Employees who regularly choose a Commute Smart option can still drive alone to work a few days a month when they need to take care of outside business, personal errands, or other side trips. Driving alone every day, however, can be hard on your pocketbook and the environment. Use the commute cost calculator to see the impact!
Riding the Bus
With local bus routes that include direct service to PLU, it’s easier than ever to catch the bus to campus. The bus can be a great option for employees whose home is near a bus stop or a convenient Park and Ride.
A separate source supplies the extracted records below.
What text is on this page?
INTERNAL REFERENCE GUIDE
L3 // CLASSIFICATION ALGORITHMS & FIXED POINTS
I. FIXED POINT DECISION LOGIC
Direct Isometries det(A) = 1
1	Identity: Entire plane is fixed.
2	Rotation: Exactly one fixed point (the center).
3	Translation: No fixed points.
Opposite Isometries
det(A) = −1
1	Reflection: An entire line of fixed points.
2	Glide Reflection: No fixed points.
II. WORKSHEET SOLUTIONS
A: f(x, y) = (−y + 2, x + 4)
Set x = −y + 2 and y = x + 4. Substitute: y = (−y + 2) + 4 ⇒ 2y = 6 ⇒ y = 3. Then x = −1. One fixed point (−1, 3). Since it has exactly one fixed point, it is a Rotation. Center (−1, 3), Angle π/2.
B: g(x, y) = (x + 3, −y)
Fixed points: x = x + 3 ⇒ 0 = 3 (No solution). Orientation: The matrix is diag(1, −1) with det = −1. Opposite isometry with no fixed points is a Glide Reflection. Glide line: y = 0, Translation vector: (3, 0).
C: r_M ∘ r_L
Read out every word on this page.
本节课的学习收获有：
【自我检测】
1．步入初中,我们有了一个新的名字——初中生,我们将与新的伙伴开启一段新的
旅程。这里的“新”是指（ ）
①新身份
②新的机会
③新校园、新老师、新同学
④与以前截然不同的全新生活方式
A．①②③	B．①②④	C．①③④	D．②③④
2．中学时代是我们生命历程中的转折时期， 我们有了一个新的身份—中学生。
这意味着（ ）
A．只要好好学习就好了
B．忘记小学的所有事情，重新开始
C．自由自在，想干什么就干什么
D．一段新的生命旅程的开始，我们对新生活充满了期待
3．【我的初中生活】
Below are some helpful links for those who are interested in, or who are currently riding the bus.
PLU’s Transit Benefit
Complete details on how to receive PLU’s generous regional ORCA pass for employees or subsidized monthly passes for eligible commuter students.
Pierce Transit Website
Online trip planning, real time bus information, route information, rider alerts, and more from Pierce County’s comprehensive local bus service. If you’ve never ridden the bus, there’s also a first-time users guide.
Park and Ride Lots
A comprehensive list of Puget Sound Park and Ride lots. Park your car for free and save wear and tear on your car by riding the bus to work.
Carpooling and Vanpooling
Carpooling and vanpooling are smart ways to share your ride and your commute expenses. A carpool is a group of two or more persons who share the ride to work. Because a carpool can operate every workday, or only on certain days, it is one of the most flexible and convenient ways to commute.
A vanpool is a prearranged group of five to fifteen people who share their commute to and from work or school. The group enjoys a low monthly fare and a comfortable commute in an 8, 12, or 15-car passenger vanpool vehicle. Riding in a vanpool allows you to save wear and tear on your own vehicle, and can offer great cost savings.
PLU Carpooling Regulations
Regulations and form for becoming a registered carpool at PLU.
PLU faculty and staff can network to arrange their own carpools/vanpools to and from campus, or anywhere else for that matter. Share the cost of commuting while meeting people. Visit RideshareOnline.com or contact the University Transportation Coordinator for more information.
Simply put, bicycling and walking are the most inexpensive and efficient forms of transportation for short trips to work. To support our “non-pollute” commuters, PLU offers convenient campus bike racks and lockers, as well as showers and clothing lockers (located in the gym on lower campus).
If your commute is too long to bicycle the entire way, some portion of your trip could be combined with transit. For example, some employees ride their bikes from home to a Park and Ride or a bus stop, then take the bus. All Pierce Transit buses are equipped with bike racks.
Below are some helpful links for Bicycle Commuting:
Paul Dorn’s Bike Commuting Tips
Complete advice on bike commuter essentials, such as re-examining your route, safely sharing the road, and more.
Find bike maps for Pierce, King, Kitsap, Mason and Thurston Counties. Explore local trails and lower-traffic roads that will make your bicycle commute a breeze.
PLU Bicycle Rack and Locker Locations
Utilize the the security offered at PLU during your bicycle commuting experience.
Tacoma Wheelman’s Bicycle Club
Getting into biking? Join the Wheelmen for one of their weekend rides.
Bicycle Alliance of Washington
The Bicycle Alliance advocates for bicyclists and promotes cycling to build a bicycle-friendly Washington.
Compressed Work Week and Working from Home
Compressed work weeks reduce the number of days an employee works in a given period. With a compressed work week, the total number of hours an employee works does not change–only the way his or her hours are scheduled. For instance, one of the most common forms of a compressed work week is the 4/10 schedule, where forty hours are worked in four 10-hour days, thus reducing the employee’s commute trips by 20%. Compressed work weeks must be approved through one’s supervisor and Human Resources.
Working from home, or teleworking, may provide benefits such as improved productivity, improved morale, and reduced absenteeism. However, it’s not for everyone. Employees who work from home must be self-motivated, results-oriented, and able to work independently. As with compressed work weeks, work from home arrangements must be approved through one’s supervisor and Human Resources.